Yes, this essay is a critique of one artist – it is specifically calling Bakker out. But, what happened in China represents much more than just one artist making problematic work. This is about the culture and the organisations that allow artists like Bakker to continue, and in the case of the Mondriaan Fund, actually pay for this harmful work to be made. Bakker is a symptom of a much larger societal problem. It is symbolic that Bakker, as a confident, forceful, aged, white man, continues to be handed public money by a national organisation who largely determines which artists are worthy of a voice. To me, this act of funding such an artist says that it is completely fine for people from privileged demographics to appropriate other cultures and use others’ stories of pain and suffering for their own gain, without any consequences. To me, this act says that we’re not even capable of telling our own stories, even (and especially) when our stories are ones of abuse at the hands of those more powerful than ourselves. It insinuates that if you happen to be triggered, re-victimised and silenced by artists like Bakker, we as an art community, and as a society, do not care. It is clear that perpetuating the problem is easier than admitting that there is a problem.

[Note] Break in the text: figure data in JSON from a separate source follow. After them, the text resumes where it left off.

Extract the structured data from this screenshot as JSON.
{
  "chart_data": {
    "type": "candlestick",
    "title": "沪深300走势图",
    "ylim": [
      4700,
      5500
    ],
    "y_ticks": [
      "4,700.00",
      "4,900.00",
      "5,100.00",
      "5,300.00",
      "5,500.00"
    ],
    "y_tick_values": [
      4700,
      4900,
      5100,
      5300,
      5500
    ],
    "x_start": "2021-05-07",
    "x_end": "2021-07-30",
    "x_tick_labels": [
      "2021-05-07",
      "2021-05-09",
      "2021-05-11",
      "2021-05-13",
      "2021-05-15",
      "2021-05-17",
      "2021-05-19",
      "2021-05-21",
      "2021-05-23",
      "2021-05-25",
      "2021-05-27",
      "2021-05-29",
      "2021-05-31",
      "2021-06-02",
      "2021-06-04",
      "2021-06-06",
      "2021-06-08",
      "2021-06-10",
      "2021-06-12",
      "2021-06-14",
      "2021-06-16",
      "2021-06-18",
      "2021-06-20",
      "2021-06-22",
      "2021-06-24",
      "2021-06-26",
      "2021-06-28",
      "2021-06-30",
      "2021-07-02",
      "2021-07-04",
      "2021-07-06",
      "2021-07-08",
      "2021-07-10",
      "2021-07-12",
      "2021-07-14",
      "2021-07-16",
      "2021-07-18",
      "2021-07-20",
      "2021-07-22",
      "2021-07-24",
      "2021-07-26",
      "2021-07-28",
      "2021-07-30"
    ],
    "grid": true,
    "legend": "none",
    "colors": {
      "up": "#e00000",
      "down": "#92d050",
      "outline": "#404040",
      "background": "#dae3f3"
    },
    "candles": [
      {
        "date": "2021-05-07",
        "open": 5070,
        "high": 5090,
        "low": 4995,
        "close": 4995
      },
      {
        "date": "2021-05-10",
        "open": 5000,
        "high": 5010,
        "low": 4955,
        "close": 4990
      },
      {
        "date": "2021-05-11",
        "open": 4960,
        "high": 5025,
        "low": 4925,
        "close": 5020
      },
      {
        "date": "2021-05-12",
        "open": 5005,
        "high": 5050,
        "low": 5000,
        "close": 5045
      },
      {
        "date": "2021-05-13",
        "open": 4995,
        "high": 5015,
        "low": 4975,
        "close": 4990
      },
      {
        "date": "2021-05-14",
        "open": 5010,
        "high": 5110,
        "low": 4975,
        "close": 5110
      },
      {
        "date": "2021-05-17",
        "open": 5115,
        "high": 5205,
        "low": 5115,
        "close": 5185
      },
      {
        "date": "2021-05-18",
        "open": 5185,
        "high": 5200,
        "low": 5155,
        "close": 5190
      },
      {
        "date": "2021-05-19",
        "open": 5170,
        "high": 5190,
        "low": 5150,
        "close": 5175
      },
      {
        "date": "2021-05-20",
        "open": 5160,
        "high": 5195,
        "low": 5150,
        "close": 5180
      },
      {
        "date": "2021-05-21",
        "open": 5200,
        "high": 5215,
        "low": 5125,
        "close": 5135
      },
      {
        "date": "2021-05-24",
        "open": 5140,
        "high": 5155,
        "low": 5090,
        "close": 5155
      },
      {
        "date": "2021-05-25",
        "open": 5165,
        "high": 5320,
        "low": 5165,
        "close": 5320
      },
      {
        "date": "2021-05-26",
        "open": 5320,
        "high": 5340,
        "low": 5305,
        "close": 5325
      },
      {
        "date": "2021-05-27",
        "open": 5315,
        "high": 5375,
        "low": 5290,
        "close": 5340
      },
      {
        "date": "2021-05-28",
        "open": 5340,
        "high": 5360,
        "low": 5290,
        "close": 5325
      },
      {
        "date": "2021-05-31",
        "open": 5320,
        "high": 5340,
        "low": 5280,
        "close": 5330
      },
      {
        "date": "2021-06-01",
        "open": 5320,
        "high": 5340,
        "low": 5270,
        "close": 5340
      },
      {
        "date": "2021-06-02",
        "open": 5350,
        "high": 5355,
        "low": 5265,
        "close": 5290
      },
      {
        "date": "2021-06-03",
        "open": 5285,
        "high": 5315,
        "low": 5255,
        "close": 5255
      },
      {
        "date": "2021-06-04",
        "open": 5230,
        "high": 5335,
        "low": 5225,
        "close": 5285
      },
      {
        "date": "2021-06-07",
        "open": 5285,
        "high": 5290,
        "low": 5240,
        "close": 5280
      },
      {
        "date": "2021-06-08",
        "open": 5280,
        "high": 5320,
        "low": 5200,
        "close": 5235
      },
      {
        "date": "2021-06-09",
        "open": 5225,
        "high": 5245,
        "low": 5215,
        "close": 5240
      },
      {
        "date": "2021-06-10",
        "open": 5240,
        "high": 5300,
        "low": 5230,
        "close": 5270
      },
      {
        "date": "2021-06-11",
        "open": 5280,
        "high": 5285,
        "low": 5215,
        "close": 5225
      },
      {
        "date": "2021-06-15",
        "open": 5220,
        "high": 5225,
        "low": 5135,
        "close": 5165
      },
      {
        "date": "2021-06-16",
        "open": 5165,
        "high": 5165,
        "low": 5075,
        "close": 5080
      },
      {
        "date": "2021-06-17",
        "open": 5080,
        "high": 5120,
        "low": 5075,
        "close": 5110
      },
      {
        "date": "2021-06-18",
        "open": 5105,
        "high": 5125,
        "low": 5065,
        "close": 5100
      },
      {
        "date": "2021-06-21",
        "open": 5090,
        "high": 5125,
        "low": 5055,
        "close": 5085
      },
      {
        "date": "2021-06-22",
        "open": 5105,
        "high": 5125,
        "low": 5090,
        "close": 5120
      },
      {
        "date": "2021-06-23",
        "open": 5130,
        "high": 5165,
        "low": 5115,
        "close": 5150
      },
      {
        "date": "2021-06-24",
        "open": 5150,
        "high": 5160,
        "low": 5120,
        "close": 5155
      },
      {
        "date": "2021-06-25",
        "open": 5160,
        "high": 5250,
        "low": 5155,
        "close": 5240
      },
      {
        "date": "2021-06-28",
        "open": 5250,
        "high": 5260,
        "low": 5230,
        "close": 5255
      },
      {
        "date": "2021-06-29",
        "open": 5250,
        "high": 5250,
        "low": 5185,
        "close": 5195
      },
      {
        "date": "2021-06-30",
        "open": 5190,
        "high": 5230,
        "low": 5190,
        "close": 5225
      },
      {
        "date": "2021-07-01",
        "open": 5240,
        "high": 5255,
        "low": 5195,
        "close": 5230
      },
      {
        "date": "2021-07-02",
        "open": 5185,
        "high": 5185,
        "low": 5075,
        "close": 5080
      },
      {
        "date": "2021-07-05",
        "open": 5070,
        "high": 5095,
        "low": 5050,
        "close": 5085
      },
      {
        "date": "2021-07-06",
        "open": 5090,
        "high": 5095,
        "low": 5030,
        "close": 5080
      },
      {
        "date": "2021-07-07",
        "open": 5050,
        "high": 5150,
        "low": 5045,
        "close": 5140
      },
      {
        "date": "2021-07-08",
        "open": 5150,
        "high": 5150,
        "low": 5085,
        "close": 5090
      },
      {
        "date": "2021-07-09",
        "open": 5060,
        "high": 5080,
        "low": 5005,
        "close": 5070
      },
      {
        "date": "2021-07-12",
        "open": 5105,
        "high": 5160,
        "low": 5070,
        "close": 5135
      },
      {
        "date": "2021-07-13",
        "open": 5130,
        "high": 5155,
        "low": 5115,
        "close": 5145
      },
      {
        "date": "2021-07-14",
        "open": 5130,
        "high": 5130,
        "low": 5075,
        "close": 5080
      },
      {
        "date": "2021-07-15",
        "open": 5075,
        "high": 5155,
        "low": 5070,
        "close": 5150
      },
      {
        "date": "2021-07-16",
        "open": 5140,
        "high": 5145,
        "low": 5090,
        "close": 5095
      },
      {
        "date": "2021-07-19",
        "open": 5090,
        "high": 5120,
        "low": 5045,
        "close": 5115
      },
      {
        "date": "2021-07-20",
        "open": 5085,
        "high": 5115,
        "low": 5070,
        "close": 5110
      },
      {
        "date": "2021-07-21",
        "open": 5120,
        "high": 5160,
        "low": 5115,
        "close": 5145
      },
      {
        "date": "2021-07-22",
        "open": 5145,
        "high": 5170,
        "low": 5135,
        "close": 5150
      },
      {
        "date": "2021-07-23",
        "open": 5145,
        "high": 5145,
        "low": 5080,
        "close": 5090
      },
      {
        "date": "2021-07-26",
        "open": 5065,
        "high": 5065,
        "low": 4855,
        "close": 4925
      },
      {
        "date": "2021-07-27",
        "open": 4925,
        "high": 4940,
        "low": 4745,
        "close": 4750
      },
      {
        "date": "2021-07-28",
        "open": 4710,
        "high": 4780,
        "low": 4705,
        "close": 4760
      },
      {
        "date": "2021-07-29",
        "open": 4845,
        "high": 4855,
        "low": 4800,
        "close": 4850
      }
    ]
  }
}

If this essay is seen as a ‘take down’, so be it. A serious discussion needs to be had. Repercussions for one artist and the institutions that support them can speak volumes and can be symbolic of change. Difficult and often triggering topics do need to continue to be explored in art, but no longer by people who are simply perpetuating the harm. We all need to make sure that their time is up.  


[i] Fateman, Johanna, Fully Loaded: Power and Sexual Violence, Artforum, 2018

[ii] Read 张芳 Zhang Fang’s 2018 essay ‘About Chess Qizi’ here.

[iii] Read Pedro Bakker’s full press release/email invite for 棋子 Chess Qizi here.

[iv] Read 韵可 Wan Yunke’s description of her experience of working with Pedro Bakker here. She sent this to CEAC and also allowed me to publish it in the publication I made in conjunction with my exhibition, Pussy Bow at CEAC, 2018.


NB. Wellington City Council and the Asia New Zealand Foundation will no longer be sending Wellington Asia Residency Exchange (WARE) recipients to the Chinese European Art Center (CEAC).